Michael found her still seated there – a modern masterpiece – almost too perfect to touch.

‘Fleur!’ he said, and nothing more; but any more would have spoiled it.

‘I thought I deserved a night out. Dress quickly, Michael, and let’s dine somewhere amusing, and do a theatre and a club afterwards. You needn’t go to the House this evening, need you?’

He had meant to go but there was in her voice what would have stopped him from affairs even more serious.

Inhaling her, he said:

‘Delicious! I’ve been in the slums. Shan’t be a jiff, darling!’ and he fled.

During the jiffy she thought of him and how good he was; and while she thought, she saw the eyes and the hair and the smile of Jon.

The ‘somewhere amusing’ was a little restaurant full of theatrical folk. Fleur and Michael knew many of them, and they came up, as they passed out to their theatres, and said:

‘How delightful to see you!’ and looked as if they meant it – so strange! But then, theatre folk were like that! They looked things so easily. And they kept saying: ‘Have you seen our show? Oh! You must. It’s just too frightful!’ or, ‘It’s a marvellous play!’ And then, over the other shoulder they would see somebody else, and call out: ‘Ha! How delightful to see you!’ There was no boring continuity about them. Fleur drank a Cocktail and two glasses of champagne. She went out with her cheeks slightly flushed. ‘Dat Lubly Lady’ had been in progress over half an hour before they reached her; but this did not seem to matter, for what they saw conveyed to them no more than what they had not seen.
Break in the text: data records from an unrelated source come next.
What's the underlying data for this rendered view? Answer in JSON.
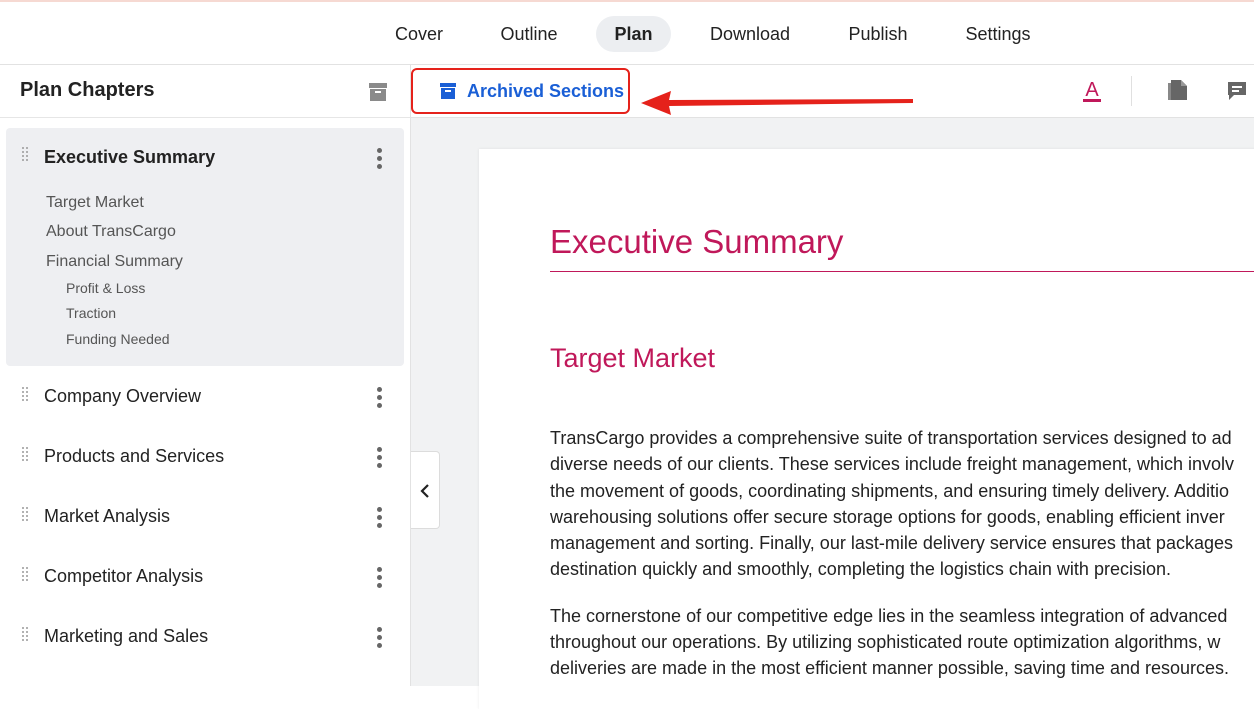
{
  "nav": {
    "tabs": [
      {
        "label": "Cover",
        "active": false
      },
      {
        "label": "Outline",
        "active": false
      },
      {
        "label": "Plan",
        "active": true
      },
      {
        "label": "Download",
        "active": false
      },
      {
        "label": "Publish",
        "active": false
      },
      {
        "label": "Settings",
        "active": false
      }
    ]
  },
  "sidebar": {
    "title": "Plan Chapters",
    "archive_icon": "archive-box-icon",
    "active_chapter": {
      "label": "Executive Summary",
      "sections": [
        {
          "label": "Target Market"
        },
        {
          "label": "About TransCargo"
        },
        {
          "label": "Financial Summary",
          "subsections": [
            "Profit & Loss",
            "Traction",
            "Funding Needed"
          ]
        }
      ]
    },
    "chapters": [
      {
        "label": "Company Overview"
      },
      {
        "label": "Products and Services"
      },
      {
        "label": "Market Analysis"
      },
      {
        "label": "Competitor Analysis"
      },
      {
        "label": "Marketing and Sales"
      }
    ]
  },
  "toolbar": {
    "archived_label": "Archived Sections",
    "icons": [
      "archive-icon",
      "text-color-icon",
      "document-icon",
      "comment-icon"
    ],
    "accent_color": "#1a5fd6",
    "highlight_color": "#e5221b"
  },
  "document": {
    "title": "Executive Summary",
    "section_heading": "Target Market",
    "heading_color": "#c0185a",
    "paragraph1": [
      "TransCargo provides a comprehensive suite of transportation services designed to ad",
      "diverse needs of our clients. These services include freight management, which involv",
      "the movement of goods, coordinating shipments, and ensuring timely delivery. Additio",
      "warehousing solutions offer secure storage options for goods, enabling efficient inver",
      "management and sorting. Finally, our last-mile delivery service ensures that packages",
      "destination quickly and smoothly, completing the logistics chain with precision."
    ],
    "paragraph2": [
      "The cornerstone of our competitive edge lies in the seamless integration of advanced",
      "throughout our operations. By utilizing sophisticated route optimization algorithms, w",
      "deliveries are made in the most efficient manner possible, saving time and resources."
    ]
  }
}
The house was very full, and people were saying that the thing would ‘run for years’. It had a tune which had taken the town by storm, a male dancer whose legs could form the most acute angles, and no continuity whatever. Michael and Fleur went out humming the tune, and took a taxi to the dancing club to which they belonged because it was the thing, rather than because they ever went there. It was a select club, and contained among its members a Cabinet Minister who had considered it his duty. They found a Charleston in progress, seven couples wobbling weak knees at each other in various corners of the room.

‘Gawd!’ said Michael. ‘I do think it’s the limit of vacuity! What’s its attraction?’

‘Vacuity, my dear, this is a vacuous age – didn’t you know?’